After Doug Tallamy wrote his book on the importance of planting native species, he created Homegrown National Park, a grassroots call-to-action organization that brings people together in hopes of restoration for North American habitats. Its mission is, “To restore biodiversity and ecosystem function because every human being on this planet needs diverse highly productive ecosystems to survive.” The organization aims to spur “individual homeowners, property owners, land managers, farmers, and anyone with some soil to plant in” to grow natives and remove invasives. With a goal of 20 million acres of native plantings in the U.S., it is the “largest cooperative conservation project ever conceived or attempted.”

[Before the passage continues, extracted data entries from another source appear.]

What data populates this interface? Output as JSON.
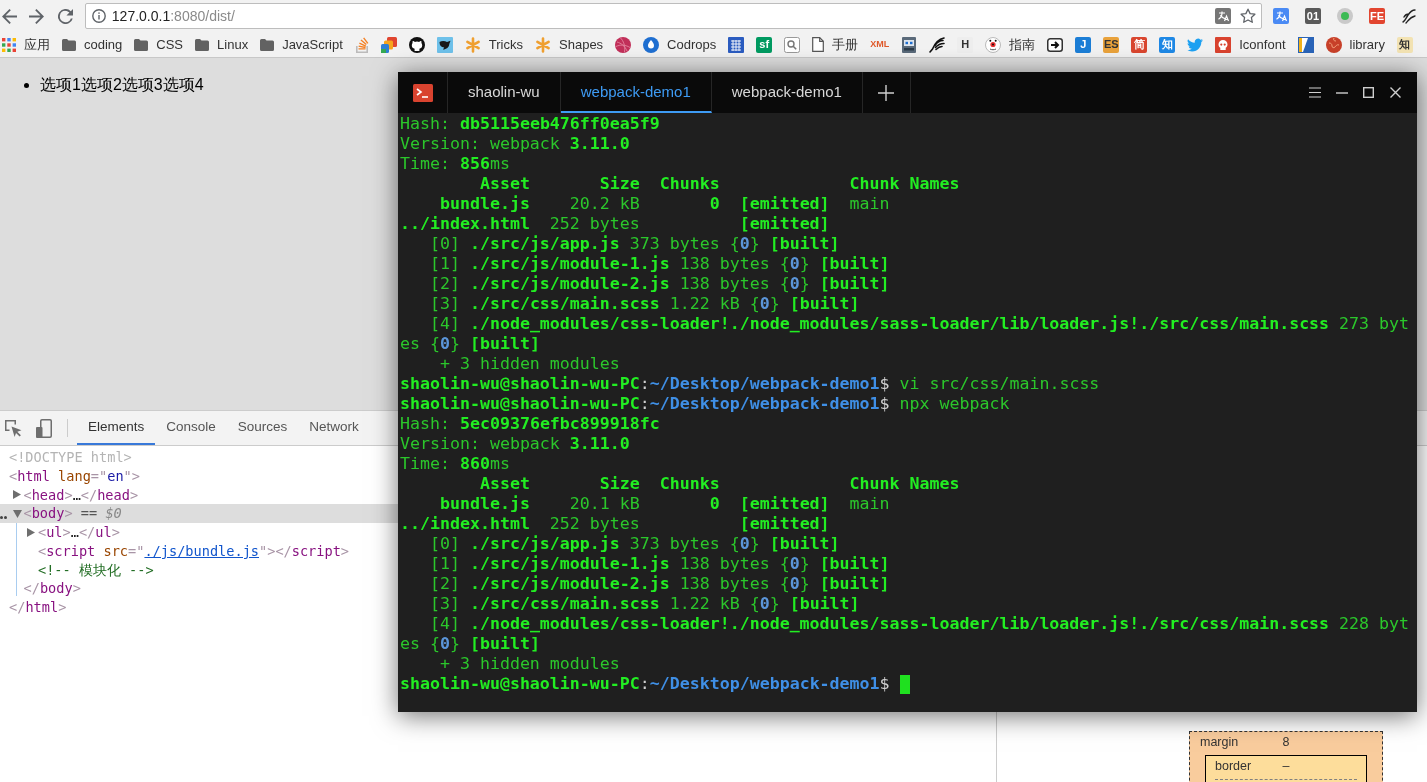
{
  "browser": {
    "address": {
      "host": "127.0.0.1",
      "rest": ":8080/dist/"
    },
    "extensions": [
      {
        "kind": "translate"
      },
      {
        "kind": "letter",
        "glyph": "01",
        "color": "#5a5a5a"
      },
      {
        "kind": "ring"
      },
      {
        "kind": "letter",
        "glyph": "FE",
        "color": "#e2452f"
      },
      {
        "kind": "script"
      }
    ],
    "bookmarks": [
      {
        "kind": "apps",
        "label": "应用"
      },
      {
        "kind": "folder",
        "label": "coding"
      },
      {
        "kind": "folder",
        "label": "CSS"
      },
      {
        "kind": "folder",
        "label": "Linux"
      },
      {
        "kind": "folder",
        "label": "JavaScript"
      },
      {
        "kind": "tray"
      },
      {
        "kind": "layers"
      },
      {
        "kind": "cat"
      },
      {
        "kind": "bird"
      },
      {
        "kind": "asterisk",
        "label": "Tricks"
      },
      {
        "kind": "asterisk",
        "label": "Shapes"
      },
      {
        "kind": "ball"
      },
      {
        "kind": "drop",
        "label": "Codrops"
      },
      {
        "kind": "pattern"
      },
      {
        "kind": "letter",
        "glyph": "sf",
        "color": "#009a61"
      },
      {
        "kind": "search"
      },
      {
        "kind": "page",
        "label": "手册"
      },
      {
        "kind": "wordmark",
        "glyph": "XML",
        "color": "#e05a2b"
      },
      {
        "kind": "robot"
      },
      {
        "kind": "feather"
      },
      {
        "kind": "letter",
        "glyph": "H",
        "color": "#eeeeee"
      },
      {
        "kind": "face",
        "label": "指南"
      },
      {
        "kind": "arrow"
      },
      {
        "kind": "letter",
        "glyph": "J",
        "color": "#1c7ed6"
      },
      {
        "kind": "letter",
        "glyph": "ES",
        "color": "#e9a23b"
      },
      {
        "kind": "letter",
        "glyph": "简",
        "color": "#d9462f"
      },
      {
        "kind": "letter",
        "glyph": "知",
        "color": "#1e88e5"
      },
      {
        "kind": "twitter"
      },
      {
        "kind": "skull",
        "label": "Iconfont"
      },
      {
        "kind": "split"
      },
      {
        "kind": "globe",
        "label": "library"
      },
      {
        "kind": "letter",
        "glyph": "知",
        "color": "#f3e3b3"
      }
    ]
  },
  "page": {
    "list_items": [
      "选项1选项2选项3选项4"
    ]
  },
  "devtools": {
    "tabs": [
      {
        "label": "Elements",
        "selected": true
      },
      {
        "label": "Console",
        "selected": false
      },
      {
        "label": "Sources",
        "selected": false
      },
      {
        "label": "Network",
        "selected": false
      }
    ],
    "dom_tree": [
      {
        "selected": false,
        "segments": [
          {
            "kind": "doctype",
            "text": "<!DOCTYPE html>"
          }
        ]
      },
      {
        "selected": false,
        "segments": [
          {
            "kind": "punct",
            "text": "<"
          },
          {
            "kind": "tag",
            "text": "html"
          },
          {
            "kind": "attr",
            "text": " lang"
          },
          {
            "kind": "punct",
            "text": "=\""
          },
          {
            "kind": "value",
            "text": "en"
          },
          {
            "kind": "punct",
            "text": "\">"
          }
        ],
        "children": [
          {
            "selected": false,
            "expanded": false,
            "segments": [
              {
                "kind": "punct",
                "text": "<"
              },
              {
                "kind": "tag",
                "text": "head"
              },
              {
                "kind": "punct",
                "text": ">"
              },
              {
                "kind": "text",
                "text": "…"
              },
              {
                "kind": "punct",
                "text": "</"
              },
              {
                "kind": "tag",
                "text": "head"
              },
              {
                "kind": "punct",
                "text": ">"
              }
            ]
          },
          {
            "selected": true,
            "expanded": true,
            "segments": [
              {
                "kind": "punct",
                "text": "<"
              },
              {
                "kind": "tag",
                "text": "body"
              },
              {
                "kind": "punct",
                "text": ">"
              },
              {
                "kind": "plain",
                "text": " == "
              },
              {
                "kind": "ref",
                "text": "$0"
              }
            ],
            "children": [
              {
                "selected": false,
                "expanded": false,
                "segments": [
                  {
                    "kind": "punct",
                    "text": "<"
                  },
                  {
                    "kind": "tag",
                    "text": "ul"
                  },
                  {
                    "kind": "punct",
                    "text": ">"
                  },
                  {
                    "kind": "text",
                    "text": "…"
                  },
                  {
                    "kind": "punct",
                    "text": "</"
                  },
                  {
                    "kind": "tag",
                    "text": "ul"
                  },
                  {
                    "kind": "punct",
                    "text": ">"
                  }
                ]
              },
              {
                "selected": false,
                "segments": [
                  {
                    "kind": "punct",
                    "text": "<"
                  },
                  {
                    "kind": "tag",
                    "text": "script"
                  },
                  {
                    "kind": "attr",
                    "text": " src"
                  },
                  {
                    "kind": "punct",
                    "text": "=\""
                  },
                  {
                    "kind": "link",
                    "text": "./js/bundle.js"
                  },
                  {
                    "kind": "punct",
                    "text": "\">"
                  },
                  {
                    "kind": "punct",
                    "text": "</"
                  },
                  {
                    "kind": "tag",
                    "text": "script"
                  },
                  {
                    "kind": "punct",
                    "text": ">"
                  }
                ]
              },
              {
                "selected": false,
                "segments": [
                  {
                    "kind": "comment",
                    "text": "<!-- 模块化 -->"
                  }
                ]
              }
            ],
            "closing": [
              {
                "kind": "punct",
                "text": "</"
              },
              {
                "kind": "tag",
                "text": "body"
              },
              {
                "kind": "punct",
                "text": ">"
              }
            ]
          }
        ],
        "closing": [
          {
            "kind": "punct",
            "text": "</"
          },
          {
            "kind": "tag",
            "text": "html"
          },
          {
            "kind": "punct",
            "text": ">"
          }
        ]
      }
    ],
    "box_model": {
      "margin": {
        "label": "margin",
        "value": "8"
      },
      "border": {
        "label": "border",
        "value": "–"
      }
    }
  },
  "terminal": {
    "tabs": [
      {
        "label": "shaolin-wu",
        "selected": false
      },
      {
        "label": "webpack-demo1",
        "selected": true
      },
      {
        "label": "webpack-demo1",
        "selected": false
      }
    ],
    "cursor": true,
    "lines": [
      {
        "segments": [
          {
            "kind": "normal",
            "text": "Hash: "
          },
          {
            "kind": "bold",
            "text": "db5115eeb476ff0ea5f9"
          }
        ]
      },
      {
        "segments": [
          {
            "kind": "normal",
            "text": "Version: webpack "
          },
          {
            "kind": "bold",
            "text": "3.11.0"
          }
        ]
      },
      {
        "segments": [
          {
            "kind": "normal",
            "text": "Time: "
          },
          {
            "kind": "bold",
            "text": "856"
          },
          {
            "kind": "normal",
            "text": "ms"
          }
        ]
      },
      {
        "segments": [
          {
            "kind": "bold",
            "text": "        Asset       Size  Chunks             Chunk Names"
          }
        ]
      },
      {
        "segments": [
          {
            "kind": "bold",
            "text": "    bundle.js"
          },
          {
            "kind": "normal",
            "text": "    20.2 kB"
          },
          {
            "kind": "bold",
            "text": "       0  [emitted]"
          },
          {
            "kind": "normal",
            "text": "  main"
          }
        ]
      },
      {
        "segments": [
          {
            "kind": "bold",
            "text": "../index.html"
          },
          {
            "kind": "normal",
            "text": "  252 bytes"
          },
          {
            "kind": "bold",
            "text": "          [emitted]"
          }
        ]
      },
      {
        "segments": [
          {
            "kind": "normal",
            "text": "   [0] "
          },
          {
            "kind": "bold",
            "text": "./src/js/app.js"
          },
          {
            "kind": "normal",
            "text": " 373 bytes {"
          },
          {
            "kind": "number",
            "text": "0"
          },
          {
            "kind": "normal",
            "text": "} "
          },
          {
            "kind": "bold",
            "text": "[built]"
          }
        ]
      },
      {
        "segments": [
          {
            "kind": "normal",
            "text": "   [1] "
          },
          {
            "kind": "bold",
            "text": "./src/js/module-1.js"
          },
          {
            "kind": "normal",
            "text": " 138 bytes {"
          },
          {
            "kind": "number",
            "text": "0"
          },
          {
            "kind": "normal",
            "text": "} "
          },
          {
            "kind": "bold",
            "text": "[built]"
          }
        ]
      },
      {
        "segments": [
          {
            "kind": "normal",
            "text": "   [2] "
          },
          {
            "kind": "bold",
            "text": "./src/js/module-2.js"
          },
          {
            "kind": "normal",
            "text": " 138 bytes {"
          },
          {
            "kind": "number",
            "text": "0"
          },
          {
            "kind": "normal",
            "text": "} "
          },
          {
            "kind": "bold",
            "text": "[built]"
          }
        ]
      },
      {
        "segments": [
          {
            "kind": "normal",
            "text": "   [3] "
          },
          {
            "kind": "bold",
            "text": "./src/css/main.scss"
          },
          {
            "kind": "normal",
            "text": " 1.22 kB {"
          },
          {
            "kind": "number",
            "text": "0"
          },
          {
            "kind": "normal",
            "text": "} "
          },
          {
            "kind": "bold",
            "text": "[built]"
          }
        ]
      },
      {
        "segments": [
          {
            "kind": "normal",
            "text": "   [4] "
          },
          {
            "kind": "bold",
            "text": "./node_modules/css-loader!./node_modules/sass-loader/lib/loader.js!./src/css/main.scss"
          },
          {
            "kind": "normal",
            "text": " 273 byt"
          }
        ]
      },
      {
        "segments": [
          {
            "kind": "normal",
            "text": "es {"
          },
          {
            "kind": "number",
            "text": "0"
          },
          {
            "kind": "normal",
            "text": "} "
          },
          {
            "kind": "bold",
            "text": "[built]"
          }
        ]
      },
      {
        "segments": [
          {
            "kind": "normal",
            "text": "    + 3 hidden modules"
          }
        ]
      },
      {
        "segments": [
          {
            "kind": "bold",
            "text": "shaolin-wu@shaolin-wu-PC"
          },
          {
            "kind": "plain",
            "text": ":"
          },
          {
            "kind": "path",
            "text": "~/Desktop/webpack-demo1"
          },
          {
            "kind": "plain",
            "text": "$"
          },
          {
            "kind": "normal",
            "text": " vi src/css/main.scss"
          }
        ]
      },
      {
        "segments": [
          {
            "kind": "bold",
            "text": "shaolin-wu@shaolin-wu-PC"
          },
          {
            "kind": "plain",
            "text": ":"
          },
          {
            "kind": "path",
            "text": "~/Desktop/webpack-demo1"
          },
          {
            "kind": "plain",
            "text": "$"
          },
          {
            "kind": "normal",
            "text": " npx webpack"
          }
        ]
      },
      {
        "segments": [
          {
            "kind": "normal",
            "text": "Hash: "
          },
          {
            "kind": "bold",
            "text": "5ec09376efbc899918fc"
          }
        ]
      },
      {
        "segments": [
          {
            "kind": "normal",
            "text": "Version: webpack "
          },
          {
            "kind": "bold",
            "text": "3.11.0"
          }
        ]
      },
      {
        "segments": [
          {
            "kind": "normal",
            "text": "Time: "
          },
          {
            "kind": "bold",
            "text": "860"
          },
          {
            "kind": "normal",
            "text": "ms"
          }
        ]
      },
      {
        "segments": [
          {
            "kind": "bold",
            "text": "        Asset       Size  Chunks             Chunk Names"
          }
        ]
      },
      {
        "segments": [
          {
            "kind": "bold",
            "text": "    bundle.js"
          },
          {
            "kind": "normal",
            "text": "    20.1 kB"
          },
          {
            "kind": "bold",
            "text": "       0  [emitted]"
          },
          {
            "kind": "normal",
            "text": "  main"
          }
        ]
      },
      {
        "segments": [
          {
            "kind": "bold",
            "text": "../index.html"
          },
          {
            "kind": "normal",
            "text": "  252 bytes"
          },
          {
            "kind": "bold",
            "text": "          [emitted]"
          }
        ]
      },
      {
        "segments": [
          {
            "kind": "normal",
            "text": "   [0] "
          },
          {
            "kind": "bold",
            "text": "./src/js/app.js"
          },
          {
            "kind": "normal",
            "text": " 373 bytes {"
          },
          {
            "kind": "number",
            "text": "0"
          },
          {
            "kind": "normal",
            "text": "} "
          },
          {
            "kind": "bold",
            "text": "[built]"
          }
        ]
      },
      {
        "segments": [
          {
            "kind": "normal",
            "text": "   [1] "
          },
          {
            "kind": "bold",
            "text": "./src/js/module-1.js"
          },
          {
            "kind": "normal",
            "text": " 138 bytes {"
          },
          {
            "kind": "number",
            "text": "0"
          },
          {
            "kind": "normal",
            "text": "} "
          },
          {
            "kind": "bold",
            "text": "[built]"
          }
        ]
      },
      {
        "segments": [
          {
            "kind": "normal",
            "text": "   [2] "
          },
          {
            "kind": "bold",
            "text": "./src/js/module-2.js"
          },
          {
            "kind": "normal",
            "text": " 138 bytes {"
          },
          {
            "kind": "number",
            "text": "0"
          },
          {
            "kind": "normal",
            "text": "} "
          },
          {
            "kind": "bold",
            "text": "[built]"
          }
        ]
      },
      {
        "segments": [
          {
            "kind": "normal",
            "text": "   [3] "
          },
          {
            "kind": "bold",
            "text": "./src/css/main.scss"
          },
          {
            "kind": "normal",
            "text": " 1.22 kB {"
          },
          {
            "kind": "number",
            "text": "0"
          },
          {
            "kind": "normal",
            "text": "} "
          },
          {
            "kind": "bold",
            "text": "[built]"
          }
        ]
      },
      {
        "segments": [
          {
            "kind": "normal",
            "text": "   [4] "
          },
          {
            "kind": "bold",
            "text": "./node_modules/css-loader!./node_modules/sass-loader/lib/loader.js!./src/css/main.scss"
          },
          {
            "kind": "normal",
            "text": " 228 byt"
          }
        ]
      },
      {
        "segments": [
          {
            "kind": "normal",
            "text": "es {"
          },
          {
            "kind": "number",
            "text": "0"
          },
          {
            "kind": "normal",
            "text": "} "
          },
          {
            "kind": "bold",
            "text": "[built]"
          }
        ]
      },
      {
        "segments": [
          {
            "kind": "normal",
            "text": "    + 3 hidden modules"
          }
        ]
      },
      {
        "segments": [
          {
            "kind": "bold",
            "text": "shaolin-wu@shaolin-wu-PC"
          },
          {
            "kind": "plain",
            "text": ":"
          },
          {
            "kind": "path",
            "text": "~/Desktop/webpack-demo1"
          },
          {
            "kind": "plain",
            "text": "$"
          }
        ]
      }
    ]
  }
}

So have you ever wanted to grow your own national park? Now is your chance! Homegrown National Park stresses that time is of the essence. To join in on the thousands of people planting natives and creating their own Homegrown National Parks, all you have to do is create an account on the website and record your plantings. This will “put you on the map.” The website has an interactive map that will show you all the plantings and data recorded from people across the U.S. It serves as a community-based visual to encourage planters in their efforts and bring people together in the fight for restoration. All 50 states are active and in Georgia, 42 counties are active. You can even zoom in on the county itself to see the specs. The site currently boasts 9,279 map entries and will be expanding into Canada soon!


Doug Tallamy is the T. A. Baker Professor of Agriculture at the University of Delaware, where he has taught insect-related courses for 40 years and written over 100 research publications. He works in the Department of Entomology and Wildlife Ecology and his book, Nature’s Best Hope, is a New York Times Best Seller. If you’re interested in the subject, I highly recommend his aforementioned book, Bringing Nature Home, a winner of the 2008 Silver Medal by the Garden Writers’ Association. Not only does it contain an important message, it also provides an extensive and well-researched list of native plants to grow in their respective regions. It is an invaluable guide for anyone wanting to join in planting a Homegrown National Park.

I will leave you with Doug Tallamy’s message:

Our National Parks, no matter how grand in scale, are too small and separated from one another to preserve species to the levels needed.  Thus, the concept for Homegrown National Park, a bottom-up call-to-action to restore habitat where we live and work, and to a lesser extent where we farm and graze, extending national parks to our yards and communities.